Alternating ibuprofen and acetaminophen for the treatment of febrile children is a prevalent practice among physicians and parents, despite the lack of evidence on effectiveness or safety. This randomized, double-blind and placebo-controlled clinical trial aims at comparing the antipyretic effectiveness and safety of a single administration of alternating ibuprofen and acetaminophen doses to that of ibuprofen mono-therapy in febrile children.

Methods

Seventy febrile children were randomly allocated to receive either a single oral dose of 10 mg/kg ibuprofen and 15 mg/kg oral acetaminophen after 4 hours, or a similar dose of ibuprofen and placebo at 4 hours. Rectal temperature was measured at baseline, 4, 5, 6, 7 and 8 hours later. Endpoints included proportions of afebrile children at 6, 7 and 8 hours, maximum decline in temperature, time to recurrence of fever, and change in temperature from baseline at each time point. Intent-to-treat analysis was planned with statistical significance set at P < 0.05.

Results

A higher proportion of subjects in the intervention group (83.3%) became afebrile at 6 hours than in the control group (57.6%); P = 0.018. This difference was accentuated at 7 and 8 hours (P < 0.001) with a significantly longer time to recurrence of fever in the intervention group (mean ± SD of 7.4 ± 1.3 versus 5.7 ± 2.2 hours), P < 0.001. Odds ratios (95%CI) for defervescence were 5.6 (1.3; 23.8), 19.5 (3.5; 108.9) and 15.3 (3.4; 68.3) at 6, 7 and 8 hours respectively.
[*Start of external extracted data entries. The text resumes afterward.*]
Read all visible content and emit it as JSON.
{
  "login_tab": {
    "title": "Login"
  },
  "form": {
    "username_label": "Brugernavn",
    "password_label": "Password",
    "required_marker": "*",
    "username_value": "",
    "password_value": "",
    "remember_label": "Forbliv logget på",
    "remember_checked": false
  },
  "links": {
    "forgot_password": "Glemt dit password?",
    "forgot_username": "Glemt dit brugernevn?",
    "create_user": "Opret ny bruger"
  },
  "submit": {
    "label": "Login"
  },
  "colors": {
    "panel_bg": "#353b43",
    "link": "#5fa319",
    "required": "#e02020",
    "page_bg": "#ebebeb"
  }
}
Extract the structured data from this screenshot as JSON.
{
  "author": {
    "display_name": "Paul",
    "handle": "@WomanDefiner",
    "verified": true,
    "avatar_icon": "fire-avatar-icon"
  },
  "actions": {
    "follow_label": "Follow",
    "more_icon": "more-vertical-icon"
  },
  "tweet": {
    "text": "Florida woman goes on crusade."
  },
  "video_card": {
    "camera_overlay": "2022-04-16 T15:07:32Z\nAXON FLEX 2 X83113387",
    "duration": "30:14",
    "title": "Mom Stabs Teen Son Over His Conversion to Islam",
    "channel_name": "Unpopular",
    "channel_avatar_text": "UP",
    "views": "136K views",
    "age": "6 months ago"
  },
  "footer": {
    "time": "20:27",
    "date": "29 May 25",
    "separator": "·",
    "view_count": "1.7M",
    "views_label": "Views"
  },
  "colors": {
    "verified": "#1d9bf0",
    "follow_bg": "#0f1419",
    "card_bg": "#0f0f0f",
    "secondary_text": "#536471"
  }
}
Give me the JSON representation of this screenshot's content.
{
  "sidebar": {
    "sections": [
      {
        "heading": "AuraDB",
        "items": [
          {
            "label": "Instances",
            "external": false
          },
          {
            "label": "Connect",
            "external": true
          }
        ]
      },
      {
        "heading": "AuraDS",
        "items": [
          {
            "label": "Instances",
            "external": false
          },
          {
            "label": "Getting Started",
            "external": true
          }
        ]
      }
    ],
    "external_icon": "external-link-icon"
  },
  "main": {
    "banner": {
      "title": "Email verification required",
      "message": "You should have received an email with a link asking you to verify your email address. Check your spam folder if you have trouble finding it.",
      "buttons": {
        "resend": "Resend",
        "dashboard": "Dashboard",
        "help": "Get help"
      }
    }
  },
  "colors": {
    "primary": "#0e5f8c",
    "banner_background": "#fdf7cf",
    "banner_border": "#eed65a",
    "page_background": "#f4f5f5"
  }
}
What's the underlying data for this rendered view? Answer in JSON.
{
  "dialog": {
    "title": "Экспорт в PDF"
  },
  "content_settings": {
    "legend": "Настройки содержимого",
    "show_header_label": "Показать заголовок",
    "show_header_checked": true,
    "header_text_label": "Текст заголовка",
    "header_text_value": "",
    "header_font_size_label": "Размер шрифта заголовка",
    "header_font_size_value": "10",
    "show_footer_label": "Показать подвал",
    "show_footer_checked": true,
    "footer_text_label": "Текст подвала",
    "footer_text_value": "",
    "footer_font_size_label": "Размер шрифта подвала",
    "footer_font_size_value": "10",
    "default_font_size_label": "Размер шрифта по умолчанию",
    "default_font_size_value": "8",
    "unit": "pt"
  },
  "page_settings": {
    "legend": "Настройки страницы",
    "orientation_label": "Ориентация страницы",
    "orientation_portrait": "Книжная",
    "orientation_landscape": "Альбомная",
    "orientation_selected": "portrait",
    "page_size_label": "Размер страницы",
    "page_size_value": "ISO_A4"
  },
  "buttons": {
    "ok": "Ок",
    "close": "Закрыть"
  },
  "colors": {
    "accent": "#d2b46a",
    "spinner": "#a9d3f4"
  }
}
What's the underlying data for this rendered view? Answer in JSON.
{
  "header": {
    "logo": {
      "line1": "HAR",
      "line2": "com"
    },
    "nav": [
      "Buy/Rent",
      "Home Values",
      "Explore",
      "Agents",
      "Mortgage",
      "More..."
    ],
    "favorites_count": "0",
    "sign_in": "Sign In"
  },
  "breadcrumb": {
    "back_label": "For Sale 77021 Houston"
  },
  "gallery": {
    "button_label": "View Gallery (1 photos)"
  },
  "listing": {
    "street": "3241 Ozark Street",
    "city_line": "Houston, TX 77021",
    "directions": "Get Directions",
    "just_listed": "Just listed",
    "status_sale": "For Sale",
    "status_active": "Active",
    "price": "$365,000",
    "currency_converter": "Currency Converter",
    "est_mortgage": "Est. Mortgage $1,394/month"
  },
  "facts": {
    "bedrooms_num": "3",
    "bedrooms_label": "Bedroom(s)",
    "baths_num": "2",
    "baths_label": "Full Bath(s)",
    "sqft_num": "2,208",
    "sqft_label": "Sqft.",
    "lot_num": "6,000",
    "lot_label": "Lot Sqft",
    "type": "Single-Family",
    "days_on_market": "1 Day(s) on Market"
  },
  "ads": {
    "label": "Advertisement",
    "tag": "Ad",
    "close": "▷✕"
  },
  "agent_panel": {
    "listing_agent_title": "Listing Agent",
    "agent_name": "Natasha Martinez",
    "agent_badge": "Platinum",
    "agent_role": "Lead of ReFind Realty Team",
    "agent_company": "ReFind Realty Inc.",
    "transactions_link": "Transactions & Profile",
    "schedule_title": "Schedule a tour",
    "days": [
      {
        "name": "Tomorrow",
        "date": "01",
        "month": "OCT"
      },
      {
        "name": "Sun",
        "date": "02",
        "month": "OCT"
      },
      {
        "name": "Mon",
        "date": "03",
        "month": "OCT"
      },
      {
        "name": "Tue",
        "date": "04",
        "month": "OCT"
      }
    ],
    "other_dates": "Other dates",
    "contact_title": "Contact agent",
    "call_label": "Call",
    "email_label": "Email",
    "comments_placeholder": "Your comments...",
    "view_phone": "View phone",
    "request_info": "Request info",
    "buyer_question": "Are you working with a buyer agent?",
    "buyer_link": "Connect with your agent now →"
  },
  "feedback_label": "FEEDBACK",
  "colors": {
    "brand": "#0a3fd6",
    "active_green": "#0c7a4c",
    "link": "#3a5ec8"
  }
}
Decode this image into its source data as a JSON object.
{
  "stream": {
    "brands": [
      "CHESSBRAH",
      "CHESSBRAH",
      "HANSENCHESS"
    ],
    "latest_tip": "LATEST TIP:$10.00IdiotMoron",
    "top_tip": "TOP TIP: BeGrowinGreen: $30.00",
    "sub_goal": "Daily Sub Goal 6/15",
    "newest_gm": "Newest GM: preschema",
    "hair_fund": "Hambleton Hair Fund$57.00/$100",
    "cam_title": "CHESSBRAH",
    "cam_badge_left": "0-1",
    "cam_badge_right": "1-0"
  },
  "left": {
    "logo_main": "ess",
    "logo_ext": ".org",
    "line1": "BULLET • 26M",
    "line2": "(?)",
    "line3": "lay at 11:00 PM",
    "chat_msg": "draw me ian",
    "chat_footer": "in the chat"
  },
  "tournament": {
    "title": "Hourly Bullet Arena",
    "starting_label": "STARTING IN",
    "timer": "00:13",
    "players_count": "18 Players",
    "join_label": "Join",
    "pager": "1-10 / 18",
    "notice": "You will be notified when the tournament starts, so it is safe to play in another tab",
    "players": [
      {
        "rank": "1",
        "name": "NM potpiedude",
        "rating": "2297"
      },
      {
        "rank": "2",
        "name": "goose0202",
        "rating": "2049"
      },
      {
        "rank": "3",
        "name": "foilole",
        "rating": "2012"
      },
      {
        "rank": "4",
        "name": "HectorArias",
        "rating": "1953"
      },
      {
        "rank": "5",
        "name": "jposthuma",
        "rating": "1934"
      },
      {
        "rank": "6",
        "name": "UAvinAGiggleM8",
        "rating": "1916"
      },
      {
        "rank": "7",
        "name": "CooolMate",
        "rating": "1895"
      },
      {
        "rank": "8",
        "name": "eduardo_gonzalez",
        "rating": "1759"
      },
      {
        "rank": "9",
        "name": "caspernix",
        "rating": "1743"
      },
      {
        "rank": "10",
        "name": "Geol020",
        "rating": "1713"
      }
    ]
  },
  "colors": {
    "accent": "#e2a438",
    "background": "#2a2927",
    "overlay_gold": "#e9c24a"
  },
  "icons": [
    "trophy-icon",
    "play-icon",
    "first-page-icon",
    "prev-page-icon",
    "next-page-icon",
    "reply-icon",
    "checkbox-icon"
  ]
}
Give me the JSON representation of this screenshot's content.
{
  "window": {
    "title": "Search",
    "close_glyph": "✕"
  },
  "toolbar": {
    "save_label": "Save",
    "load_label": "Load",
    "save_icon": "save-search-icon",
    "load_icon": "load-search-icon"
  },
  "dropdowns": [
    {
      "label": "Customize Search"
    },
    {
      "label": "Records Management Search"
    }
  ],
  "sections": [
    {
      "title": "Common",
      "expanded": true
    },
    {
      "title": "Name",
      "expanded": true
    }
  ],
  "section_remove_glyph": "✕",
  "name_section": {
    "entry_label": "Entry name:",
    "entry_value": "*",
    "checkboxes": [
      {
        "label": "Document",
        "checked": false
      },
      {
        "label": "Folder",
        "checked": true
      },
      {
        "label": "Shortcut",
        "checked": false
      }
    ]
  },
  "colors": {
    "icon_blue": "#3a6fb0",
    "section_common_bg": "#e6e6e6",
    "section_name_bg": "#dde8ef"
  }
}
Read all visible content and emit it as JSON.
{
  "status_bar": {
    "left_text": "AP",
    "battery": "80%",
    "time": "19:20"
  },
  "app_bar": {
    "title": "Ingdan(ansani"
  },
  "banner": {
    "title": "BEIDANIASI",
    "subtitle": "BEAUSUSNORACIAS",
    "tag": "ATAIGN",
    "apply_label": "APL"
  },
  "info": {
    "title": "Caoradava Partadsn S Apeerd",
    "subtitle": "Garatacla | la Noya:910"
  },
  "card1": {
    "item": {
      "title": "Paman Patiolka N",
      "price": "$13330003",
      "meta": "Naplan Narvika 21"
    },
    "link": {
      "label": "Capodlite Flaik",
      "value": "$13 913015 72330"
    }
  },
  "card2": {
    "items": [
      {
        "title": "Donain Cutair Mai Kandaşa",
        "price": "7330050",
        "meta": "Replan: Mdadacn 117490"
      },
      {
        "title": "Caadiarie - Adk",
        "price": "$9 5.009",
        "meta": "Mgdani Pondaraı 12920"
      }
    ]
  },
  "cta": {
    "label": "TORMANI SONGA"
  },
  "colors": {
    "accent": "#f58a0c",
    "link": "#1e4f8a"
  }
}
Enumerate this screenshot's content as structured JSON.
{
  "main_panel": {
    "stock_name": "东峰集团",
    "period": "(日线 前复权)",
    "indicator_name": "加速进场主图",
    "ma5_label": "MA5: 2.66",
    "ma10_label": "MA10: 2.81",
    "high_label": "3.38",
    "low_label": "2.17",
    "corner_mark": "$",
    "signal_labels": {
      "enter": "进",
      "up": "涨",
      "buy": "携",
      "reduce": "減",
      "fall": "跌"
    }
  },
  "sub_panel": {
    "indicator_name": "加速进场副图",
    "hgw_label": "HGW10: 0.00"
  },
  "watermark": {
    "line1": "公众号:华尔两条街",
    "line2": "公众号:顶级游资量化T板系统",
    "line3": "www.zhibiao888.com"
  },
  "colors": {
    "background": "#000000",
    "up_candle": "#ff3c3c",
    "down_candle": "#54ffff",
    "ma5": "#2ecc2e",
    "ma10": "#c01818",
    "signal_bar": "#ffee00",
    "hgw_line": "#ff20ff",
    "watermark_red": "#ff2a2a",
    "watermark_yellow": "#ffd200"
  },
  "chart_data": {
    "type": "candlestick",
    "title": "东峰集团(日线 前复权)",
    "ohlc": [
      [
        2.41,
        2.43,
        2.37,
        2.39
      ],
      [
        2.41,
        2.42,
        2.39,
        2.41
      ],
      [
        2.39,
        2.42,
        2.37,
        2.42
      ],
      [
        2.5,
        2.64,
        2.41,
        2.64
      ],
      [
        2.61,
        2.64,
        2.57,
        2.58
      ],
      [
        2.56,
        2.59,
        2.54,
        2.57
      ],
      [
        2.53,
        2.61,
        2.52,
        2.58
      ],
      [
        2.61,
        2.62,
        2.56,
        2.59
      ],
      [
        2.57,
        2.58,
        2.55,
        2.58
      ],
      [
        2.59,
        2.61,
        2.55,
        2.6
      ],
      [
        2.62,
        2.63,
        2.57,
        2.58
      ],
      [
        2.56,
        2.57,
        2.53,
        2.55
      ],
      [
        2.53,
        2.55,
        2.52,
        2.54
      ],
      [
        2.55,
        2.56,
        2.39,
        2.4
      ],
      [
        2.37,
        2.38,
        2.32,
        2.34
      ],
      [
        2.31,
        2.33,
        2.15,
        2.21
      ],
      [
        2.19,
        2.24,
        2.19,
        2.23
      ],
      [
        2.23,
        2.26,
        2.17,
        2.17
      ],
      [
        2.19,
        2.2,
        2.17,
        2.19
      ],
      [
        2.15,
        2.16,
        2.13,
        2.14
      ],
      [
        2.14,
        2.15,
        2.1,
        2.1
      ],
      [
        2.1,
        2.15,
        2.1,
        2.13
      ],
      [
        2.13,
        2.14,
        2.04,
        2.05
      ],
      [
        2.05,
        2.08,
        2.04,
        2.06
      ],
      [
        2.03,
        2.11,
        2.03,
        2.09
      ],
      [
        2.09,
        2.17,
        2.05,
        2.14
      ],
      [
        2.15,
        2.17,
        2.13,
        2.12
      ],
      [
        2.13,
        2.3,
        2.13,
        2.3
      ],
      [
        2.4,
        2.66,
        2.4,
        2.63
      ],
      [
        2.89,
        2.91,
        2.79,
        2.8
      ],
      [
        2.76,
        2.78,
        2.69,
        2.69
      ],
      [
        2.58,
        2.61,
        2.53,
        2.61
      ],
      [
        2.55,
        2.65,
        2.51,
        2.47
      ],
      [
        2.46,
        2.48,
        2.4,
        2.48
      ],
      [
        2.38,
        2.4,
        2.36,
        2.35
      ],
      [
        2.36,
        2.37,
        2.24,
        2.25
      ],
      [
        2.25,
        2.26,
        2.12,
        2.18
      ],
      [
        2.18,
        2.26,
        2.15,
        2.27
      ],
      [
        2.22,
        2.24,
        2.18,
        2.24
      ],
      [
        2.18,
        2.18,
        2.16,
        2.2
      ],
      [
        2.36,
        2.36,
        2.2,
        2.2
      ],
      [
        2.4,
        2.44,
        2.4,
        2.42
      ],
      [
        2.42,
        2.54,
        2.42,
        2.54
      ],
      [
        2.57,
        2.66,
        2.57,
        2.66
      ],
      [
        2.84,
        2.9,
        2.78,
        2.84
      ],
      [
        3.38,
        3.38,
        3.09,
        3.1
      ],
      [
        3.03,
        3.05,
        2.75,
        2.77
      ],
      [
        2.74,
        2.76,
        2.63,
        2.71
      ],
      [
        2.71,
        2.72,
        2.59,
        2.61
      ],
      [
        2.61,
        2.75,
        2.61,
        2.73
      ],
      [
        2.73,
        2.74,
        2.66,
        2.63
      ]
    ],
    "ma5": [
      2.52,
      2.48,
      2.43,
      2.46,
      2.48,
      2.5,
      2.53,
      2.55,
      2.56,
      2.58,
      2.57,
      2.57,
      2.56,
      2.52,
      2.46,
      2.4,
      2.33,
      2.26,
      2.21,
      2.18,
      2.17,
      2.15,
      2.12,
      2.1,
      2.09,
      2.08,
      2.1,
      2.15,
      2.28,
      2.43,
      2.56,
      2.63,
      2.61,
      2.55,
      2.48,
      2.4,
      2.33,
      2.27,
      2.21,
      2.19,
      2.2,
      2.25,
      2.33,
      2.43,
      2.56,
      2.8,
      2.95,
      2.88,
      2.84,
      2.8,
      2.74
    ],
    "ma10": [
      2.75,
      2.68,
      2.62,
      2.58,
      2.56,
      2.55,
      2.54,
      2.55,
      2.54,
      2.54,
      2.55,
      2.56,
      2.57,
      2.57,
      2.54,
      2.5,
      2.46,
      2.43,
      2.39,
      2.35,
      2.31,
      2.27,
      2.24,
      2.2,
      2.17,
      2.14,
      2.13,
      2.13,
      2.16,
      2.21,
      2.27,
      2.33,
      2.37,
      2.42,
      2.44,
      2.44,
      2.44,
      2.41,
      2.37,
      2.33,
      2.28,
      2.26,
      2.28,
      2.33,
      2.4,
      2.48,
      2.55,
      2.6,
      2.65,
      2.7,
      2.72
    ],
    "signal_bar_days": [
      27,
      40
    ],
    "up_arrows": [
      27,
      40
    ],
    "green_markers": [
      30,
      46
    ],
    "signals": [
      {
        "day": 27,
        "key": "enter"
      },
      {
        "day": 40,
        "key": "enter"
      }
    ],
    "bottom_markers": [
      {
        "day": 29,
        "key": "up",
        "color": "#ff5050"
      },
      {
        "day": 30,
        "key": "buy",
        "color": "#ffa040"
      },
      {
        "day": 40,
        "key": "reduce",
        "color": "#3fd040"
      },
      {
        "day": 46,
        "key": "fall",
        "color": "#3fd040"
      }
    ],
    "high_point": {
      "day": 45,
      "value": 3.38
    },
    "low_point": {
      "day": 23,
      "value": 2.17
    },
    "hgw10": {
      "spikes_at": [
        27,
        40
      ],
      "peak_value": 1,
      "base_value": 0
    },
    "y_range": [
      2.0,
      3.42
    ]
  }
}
Two-way ANOVA with repeated measures over time revealed a significantly larger decline in temperature in the intervention group at times 7 (P = 0.026) and 8 (P = 0.002) hours.

Conclusion

A single dose of alternating ibuprofen and acetaminophen appears to be a superior antipyretic regimen than ibuprofen mono-therapy. Further studies are needed to confirm these findings.